KENNESAW, Ga. | Nov 12, 2025
While most of us know that we need to be diligent about validating what we read on the Internet, it is easy to slip up and accept something as fact without checking it. Even experts can be fooled.

Yup, I Fell For Fake News
This past summer, I saw some articles about how Delta Airlines was supposedly engaging in “surveillance pricing”. That means fares being dynamically set based on predictions about what an individual is willing to pay at a given moment (see here). If true, this could lead to all sorts of nasty situations such as gouging grieving relatives who must go to a funeral or taking advantage of grandparents planning a once-in-a-lifetime trip for their grandkids.
In reaction to the articles, I posted on LinkedIn (see here) and tore into the practice. I even ran a poll (see image below) where dozens of people chimed in. While the post got a moderate number of views compared to what I typically see, it still had ~3,000 impressions. That means that my amplification of false information spread well beyond myself.
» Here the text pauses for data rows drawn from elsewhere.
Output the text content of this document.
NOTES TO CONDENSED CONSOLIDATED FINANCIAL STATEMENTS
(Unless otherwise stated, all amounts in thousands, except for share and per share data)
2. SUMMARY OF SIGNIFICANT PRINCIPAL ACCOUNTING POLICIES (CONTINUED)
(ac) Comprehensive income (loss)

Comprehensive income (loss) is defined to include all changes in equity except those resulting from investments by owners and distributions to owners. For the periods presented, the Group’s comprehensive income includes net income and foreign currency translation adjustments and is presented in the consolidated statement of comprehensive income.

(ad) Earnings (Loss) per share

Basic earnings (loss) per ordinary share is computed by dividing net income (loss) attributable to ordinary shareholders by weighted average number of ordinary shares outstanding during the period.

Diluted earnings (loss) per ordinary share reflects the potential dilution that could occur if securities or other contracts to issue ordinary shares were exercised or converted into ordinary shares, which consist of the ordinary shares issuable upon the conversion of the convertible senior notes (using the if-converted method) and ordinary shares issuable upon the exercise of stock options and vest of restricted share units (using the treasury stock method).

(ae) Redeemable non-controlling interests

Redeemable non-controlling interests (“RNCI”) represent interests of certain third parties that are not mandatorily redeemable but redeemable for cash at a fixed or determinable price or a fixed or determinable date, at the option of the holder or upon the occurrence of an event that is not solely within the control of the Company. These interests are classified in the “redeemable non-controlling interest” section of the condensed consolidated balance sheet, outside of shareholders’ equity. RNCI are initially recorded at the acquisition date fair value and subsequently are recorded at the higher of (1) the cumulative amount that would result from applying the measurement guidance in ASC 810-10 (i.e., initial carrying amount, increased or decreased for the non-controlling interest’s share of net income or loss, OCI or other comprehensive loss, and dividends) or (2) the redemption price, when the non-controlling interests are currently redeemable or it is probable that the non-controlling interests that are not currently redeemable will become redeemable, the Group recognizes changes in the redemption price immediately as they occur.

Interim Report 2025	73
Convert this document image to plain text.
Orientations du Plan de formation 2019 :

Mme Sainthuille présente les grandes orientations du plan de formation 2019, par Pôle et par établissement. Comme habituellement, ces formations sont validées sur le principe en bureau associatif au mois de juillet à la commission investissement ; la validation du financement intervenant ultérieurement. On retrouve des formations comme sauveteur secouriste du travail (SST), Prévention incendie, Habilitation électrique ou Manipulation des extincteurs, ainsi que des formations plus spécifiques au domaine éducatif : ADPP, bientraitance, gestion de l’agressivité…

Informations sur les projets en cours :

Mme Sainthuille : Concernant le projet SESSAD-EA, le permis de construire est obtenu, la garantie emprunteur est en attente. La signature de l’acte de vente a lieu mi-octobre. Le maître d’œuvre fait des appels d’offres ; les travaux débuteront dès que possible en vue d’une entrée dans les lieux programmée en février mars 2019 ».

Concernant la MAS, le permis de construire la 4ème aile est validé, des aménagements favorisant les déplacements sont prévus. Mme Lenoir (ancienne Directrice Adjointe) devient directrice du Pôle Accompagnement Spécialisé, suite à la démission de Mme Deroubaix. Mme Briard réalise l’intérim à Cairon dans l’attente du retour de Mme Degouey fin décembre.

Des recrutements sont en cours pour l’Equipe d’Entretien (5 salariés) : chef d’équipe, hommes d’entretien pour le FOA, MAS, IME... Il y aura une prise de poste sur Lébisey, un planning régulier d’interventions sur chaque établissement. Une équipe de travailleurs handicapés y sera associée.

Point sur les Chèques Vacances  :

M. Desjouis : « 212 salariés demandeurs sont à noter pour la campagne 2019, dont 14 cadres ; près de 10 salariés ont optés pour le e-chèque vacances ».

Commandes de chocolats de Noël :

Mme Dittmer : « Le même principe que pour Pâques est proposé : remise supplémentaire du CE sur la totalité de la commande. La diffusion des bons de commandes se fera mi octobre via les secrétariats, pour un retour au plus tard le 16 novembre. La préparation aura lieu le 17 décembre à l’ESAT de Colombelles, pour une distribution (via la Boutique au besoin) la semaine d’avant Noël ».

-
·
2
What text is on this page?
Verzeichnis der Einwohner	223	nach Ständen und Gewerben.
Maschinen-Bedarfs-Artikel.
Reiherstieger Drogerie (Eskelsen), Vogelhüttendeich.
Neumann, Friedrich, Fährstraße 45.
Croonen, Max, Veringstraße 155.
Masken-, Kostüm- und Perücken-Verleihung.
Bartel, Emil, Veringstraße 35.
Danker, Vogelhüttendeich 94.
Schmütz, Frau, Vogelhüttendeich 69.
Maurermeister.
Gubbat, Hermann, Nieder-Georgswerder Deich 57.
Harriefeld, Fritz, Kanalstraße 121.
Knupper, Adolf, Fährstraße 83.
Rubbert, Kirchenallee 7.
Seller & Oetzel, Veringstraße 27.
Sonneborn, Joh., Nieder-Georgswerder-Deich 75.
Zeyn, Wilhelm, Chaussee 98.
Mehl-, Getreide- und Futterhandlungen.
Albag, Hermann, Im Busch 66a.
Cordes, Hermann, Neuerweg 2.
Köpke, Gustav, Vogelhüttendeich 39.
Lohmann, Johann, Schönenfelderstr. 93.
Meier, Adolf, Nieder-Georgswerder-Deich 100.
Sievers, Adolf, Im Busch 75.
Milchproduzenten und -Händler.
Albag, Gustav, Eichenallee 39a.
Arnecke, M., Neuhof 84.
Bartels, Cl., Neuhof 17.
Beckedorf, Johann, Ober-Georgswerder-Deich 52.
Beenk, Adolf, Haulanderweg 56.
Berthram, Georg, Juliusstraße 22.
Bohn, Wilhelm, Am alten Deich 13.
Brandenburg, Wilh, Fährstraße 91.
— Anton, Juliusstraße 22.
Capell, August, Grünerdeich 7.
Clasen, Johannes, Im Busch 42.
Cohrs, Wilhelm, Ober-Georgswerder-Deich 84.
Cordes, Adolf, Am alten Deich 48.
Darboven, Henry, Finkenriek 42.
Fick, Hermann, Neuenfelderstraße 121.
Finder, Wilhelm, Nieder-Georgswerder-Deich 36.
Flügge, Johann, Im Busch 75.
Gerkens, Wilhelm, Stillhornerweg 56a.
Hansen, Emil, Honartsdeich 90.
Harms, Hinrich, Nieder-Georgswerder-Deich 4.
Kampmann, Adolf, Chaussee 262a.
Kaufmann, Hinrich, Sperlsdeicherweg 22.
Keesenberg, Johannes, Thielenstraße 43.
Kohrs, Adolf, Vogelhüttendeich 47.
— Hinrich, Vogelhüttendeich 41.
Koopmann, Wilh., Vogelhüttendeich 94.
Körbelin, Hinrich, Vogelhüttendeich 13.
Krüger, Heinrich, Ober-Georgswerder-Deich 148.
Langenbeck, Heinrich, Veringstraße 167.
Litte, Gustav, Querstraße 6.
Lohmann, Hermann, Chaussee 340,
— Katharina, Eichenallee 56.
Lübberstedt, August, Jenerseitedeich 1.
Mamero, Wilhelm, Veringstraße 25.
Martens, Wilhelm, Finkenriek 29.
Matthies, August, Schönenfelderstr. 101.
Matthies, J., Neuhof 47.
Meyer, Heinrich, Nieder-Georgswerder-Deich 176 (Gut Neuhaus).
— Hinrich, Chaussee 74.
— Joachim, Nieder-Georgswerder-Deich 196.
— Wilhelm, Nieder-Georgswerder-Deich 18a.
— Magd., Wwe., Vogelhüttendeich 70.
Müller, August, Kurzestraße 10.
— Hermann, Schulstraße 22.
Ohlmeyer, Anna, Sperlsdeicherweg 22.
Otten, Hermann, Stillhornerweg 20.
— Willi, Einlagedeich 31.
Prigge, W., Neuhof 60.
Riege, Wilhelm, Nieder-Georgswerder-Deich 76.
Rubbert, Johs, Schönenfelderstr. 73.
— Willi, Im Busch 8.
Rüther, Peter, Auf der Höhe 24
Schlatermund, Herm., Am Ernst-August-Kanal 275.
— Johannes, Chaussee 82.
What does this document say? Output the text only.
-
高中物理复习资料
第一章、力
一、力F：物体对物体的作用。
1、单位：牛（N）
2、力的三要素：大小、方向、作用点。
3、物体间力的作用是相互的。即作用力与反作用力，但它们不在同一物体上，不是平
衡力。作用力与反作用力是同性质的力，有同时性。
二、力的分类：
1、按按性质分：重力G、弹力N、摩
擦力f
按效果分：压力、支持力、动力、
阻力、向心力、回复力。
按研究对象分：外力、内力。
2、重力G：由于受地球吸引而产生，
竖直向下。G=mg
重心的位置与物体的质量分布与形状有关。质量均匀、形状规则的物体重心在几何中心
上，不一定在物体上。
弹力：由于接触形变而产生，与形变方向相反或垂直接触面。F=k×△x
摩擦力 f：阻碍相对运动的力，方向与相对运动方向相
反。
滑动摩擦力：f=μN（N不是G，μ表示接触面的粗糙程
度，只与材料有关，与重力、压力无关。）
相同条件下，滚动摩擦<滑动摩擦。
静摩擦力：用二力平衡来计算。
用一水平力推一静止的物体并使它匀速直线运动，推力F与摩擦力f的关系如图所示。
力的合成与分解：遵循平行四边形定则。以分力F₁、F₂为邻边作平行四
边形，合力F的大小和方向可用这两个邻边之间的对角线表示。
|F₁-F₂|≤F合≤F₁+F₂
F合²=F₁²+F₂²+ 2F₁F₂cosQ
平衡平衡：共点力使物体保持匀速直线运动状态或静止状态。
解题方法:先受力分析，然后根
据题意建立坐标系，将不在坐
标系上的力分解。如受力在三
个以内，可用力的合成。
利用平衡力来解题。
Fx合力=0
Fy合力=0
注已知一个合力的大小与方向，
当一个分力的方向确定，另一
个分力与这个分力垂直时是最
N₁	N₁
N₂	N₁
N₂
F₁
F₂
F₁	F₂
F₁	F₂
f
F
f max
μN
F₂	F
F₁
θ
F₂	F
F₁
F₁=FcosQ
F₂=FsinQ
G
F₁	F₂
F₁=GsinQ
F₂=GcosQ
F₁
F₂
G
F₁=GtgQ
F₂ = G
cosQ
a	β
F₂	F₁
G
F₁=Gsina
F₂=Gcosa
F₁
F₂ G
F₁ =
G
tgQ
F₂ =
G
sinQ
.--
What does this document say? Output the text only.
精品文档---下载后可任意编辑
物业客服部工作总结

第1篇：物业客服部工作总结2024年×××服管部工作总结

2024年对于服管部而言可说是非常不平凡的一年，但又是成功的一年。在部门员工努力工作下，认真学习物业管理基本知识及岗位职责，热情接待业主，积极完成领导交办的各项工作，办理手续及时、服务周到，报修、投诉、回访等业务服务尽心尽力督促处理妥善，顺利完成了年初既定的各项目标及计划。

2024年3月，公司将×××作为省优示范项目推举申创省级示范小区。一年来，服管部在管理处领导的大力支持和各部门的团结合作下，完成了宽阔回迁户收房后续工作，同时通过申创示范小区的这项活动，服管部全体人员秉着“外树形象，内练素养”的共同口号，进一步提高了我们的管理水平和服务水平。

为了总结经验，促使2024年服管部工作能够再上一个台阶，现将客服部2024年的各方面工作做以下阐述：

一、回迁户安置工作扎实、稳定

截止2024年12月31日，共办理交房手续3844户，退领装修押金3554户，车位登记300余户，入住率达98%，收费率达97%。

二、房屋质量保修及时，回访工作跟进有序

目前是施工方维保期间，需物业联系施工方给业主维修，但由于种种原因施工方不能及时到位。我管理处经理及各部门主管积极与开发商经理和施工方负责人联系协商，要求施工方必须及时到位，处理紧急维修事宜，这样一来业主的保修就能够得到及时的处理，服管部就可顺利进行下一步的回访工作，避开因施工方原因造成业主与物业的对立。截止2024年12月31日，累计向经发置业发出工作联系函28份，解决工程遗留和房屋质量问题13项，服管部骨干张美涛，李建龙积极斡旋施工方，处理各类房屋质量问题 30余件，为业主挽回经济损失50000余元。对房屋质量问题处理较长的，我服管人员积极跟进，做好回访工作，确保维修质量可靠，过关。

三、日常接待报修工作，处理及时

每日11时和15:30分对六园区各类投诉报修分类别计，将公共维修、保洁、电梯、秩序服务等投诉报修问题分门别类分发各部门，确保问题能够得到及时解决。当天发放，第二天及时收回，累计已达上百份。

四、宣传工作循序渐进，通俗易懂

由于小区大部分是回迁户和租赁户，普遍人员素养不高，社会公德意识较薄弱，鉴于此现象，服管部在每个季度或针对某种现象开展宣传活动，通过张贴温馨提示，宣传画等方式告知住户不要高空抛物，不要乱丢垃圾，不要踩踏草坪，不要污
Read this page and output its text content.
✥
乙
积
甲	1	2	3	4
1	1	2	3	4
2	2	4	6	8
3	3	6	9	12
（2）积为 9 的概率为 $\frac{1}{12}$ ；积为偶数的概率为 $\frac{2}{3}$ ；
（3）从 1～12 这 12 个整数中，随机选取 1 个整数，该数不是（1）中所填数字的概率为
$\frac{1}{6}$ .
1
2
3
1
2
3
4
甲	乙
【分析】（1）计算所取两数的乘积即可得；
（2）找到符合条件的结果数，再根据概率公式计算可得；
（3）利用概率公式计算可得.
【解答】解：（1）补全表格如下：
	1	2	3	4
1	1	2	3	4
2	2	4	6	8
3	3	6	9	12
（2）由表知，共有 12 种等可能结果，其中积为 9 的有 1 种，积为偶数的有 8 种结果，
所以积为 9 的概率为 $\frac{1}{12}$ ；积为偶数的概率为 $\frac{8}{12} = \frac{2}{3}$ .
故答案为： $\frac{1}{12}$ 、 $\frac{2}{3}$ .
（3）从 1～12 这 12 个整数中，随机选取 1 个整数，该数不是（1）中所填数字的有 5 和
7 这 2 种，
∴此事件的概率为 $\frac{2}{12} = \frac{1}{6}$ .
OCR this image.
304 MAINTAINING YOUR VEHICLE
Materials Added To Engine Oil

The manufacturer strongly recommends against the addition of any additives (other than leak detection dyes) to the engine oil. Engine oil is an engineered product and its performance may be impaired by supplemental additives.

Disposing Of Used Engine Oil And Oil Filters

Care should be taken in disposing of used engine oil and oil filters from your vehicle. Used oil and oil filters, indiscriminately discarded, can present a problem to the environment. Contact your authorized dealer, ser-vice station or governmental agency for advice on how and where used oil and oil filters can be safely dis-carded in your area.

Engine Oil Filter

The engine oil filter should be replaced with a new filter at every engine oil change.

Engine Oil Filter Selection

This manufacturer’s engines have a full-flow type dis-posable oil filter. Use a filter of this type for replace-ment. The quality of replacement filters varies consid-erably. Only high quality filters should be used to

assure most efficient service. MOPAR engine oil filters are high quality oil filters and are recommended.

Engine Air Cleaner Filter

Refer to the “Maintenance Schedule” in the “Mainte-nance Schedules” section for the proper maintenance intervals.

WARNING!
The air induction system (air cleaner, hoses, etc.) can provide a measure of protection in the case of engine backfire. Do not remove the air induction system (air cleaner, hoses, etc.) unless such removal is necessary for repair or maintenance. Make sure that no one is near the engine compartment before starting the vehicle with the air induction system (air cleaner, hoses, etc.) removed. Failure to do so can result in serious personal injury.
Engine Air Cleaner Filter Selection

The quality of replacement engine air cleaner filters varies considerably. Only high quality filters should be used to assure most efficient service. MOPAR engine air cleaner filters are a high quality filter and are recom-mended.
Even though I know how traditional airline pricing systems work and even though what I read was in opposition to some of the practices I knew were long standing, I allowed my annoyance with the claims to cause me to run with the narrative.
What I Learned Was True
After taking a lot of heat, Delta clarified that they have no intention of using surveillance pricing (see here and here). Rather, they are going to use AI to further automate their classic pricing and revenue management approaches. For example, allowing AI to adjust available fare classes in near real time. After more research, I realized the truth was a classic analytics or AI use case: automating and scaling processes that traditionally relied heavily on human involvement. I posted a follow up acknowledging my error (see here). It was also seen by ~3,000 people, but many of those 3,000 were certainly not the same ones who saw my initial post. Thus, there are plenty of people I misled that didn’t see my correction.
With that said, Delta isn’t entirely blameless here. As often happens, a non-technical executive talked excitedly about a new technological capability without fully accounting for the nuances. The way some of the original statements were worded in Delta’s presentation left room to interpret them as something they were not, and some reporters interpreted them in the worst possible way while apparently not digging for verification before publishing. Next, a lot of people, including data and AI experts like me, ran with the incorrect narrative.
For context, realize that airlines have a range of fare classes with prices attached. The airlines don’t often change those prices but instead shift which fare classes are available at any point in time. Even if they wanted to price individually, consider the high percentage of price searches that come from 3rd party travel sites. On those sites, it is not possible to personalize prices since airlines wouldn’t know who you are. In addition, a standard practice is for travel sites to pull from a central flight pricing database. That database can be updated frequently by an airline for any given flight as conditions change, but anyone who asks for a price at a point in time will see the same price.
Even if airlines could personalize pricing on 3rd party platforms, it wouldn’t fly with consumers. I can accept seeing a different price tonight than this morning but not seeing different prices on different sites at the same moment. Thus, aside from technical hurdles, consumers would revolt if surveillance pricing was implemented. Beyond those barriers, there are also contractual agreements on commissions and pricing consistency between airlines and 3rd party sites. Those agreements would also pose legal hurdles to surveillance pricing implementation. Bottom line: surveillance pricing is not happening any time soon!
The Lesson And Actions To Take
The point of this story is to remind readers that it is very easy to misspeak, to misunderstand what someone else says, or to believe what we read. With highly charged and sensitive topics like AI, surveillance pricing, privacy, and ethics, it is easy to jump to conclusions and assume the worst … especially when all those topics collide in a single situation.
I am embarrassed that I fell for the Delta story and I should have dug deeper before making my post. I knew enough to recognize that the practices claimed in the story had major barriers to implementation, deviated widely from past practices, and simply didn’t pass my sniff test. At the same time, my sensitivity about privacy and ethical violations led me to override my gut.
Each of us should be careful to diligently assess information about the use of AI and data (and the same should apply well beyond just those topics). If we can validate there is a real issue, then absolutely we should call it out. However, simply believing what you read in an article or two isn’t enough … especially given that many of today’s articles rely on AI to provide some of their “facts” and many authors are using their articles to further wider agendas. If our guard is down, even experts can fall for fake AI news. Don’t be one of them like I unfortunately was in this case!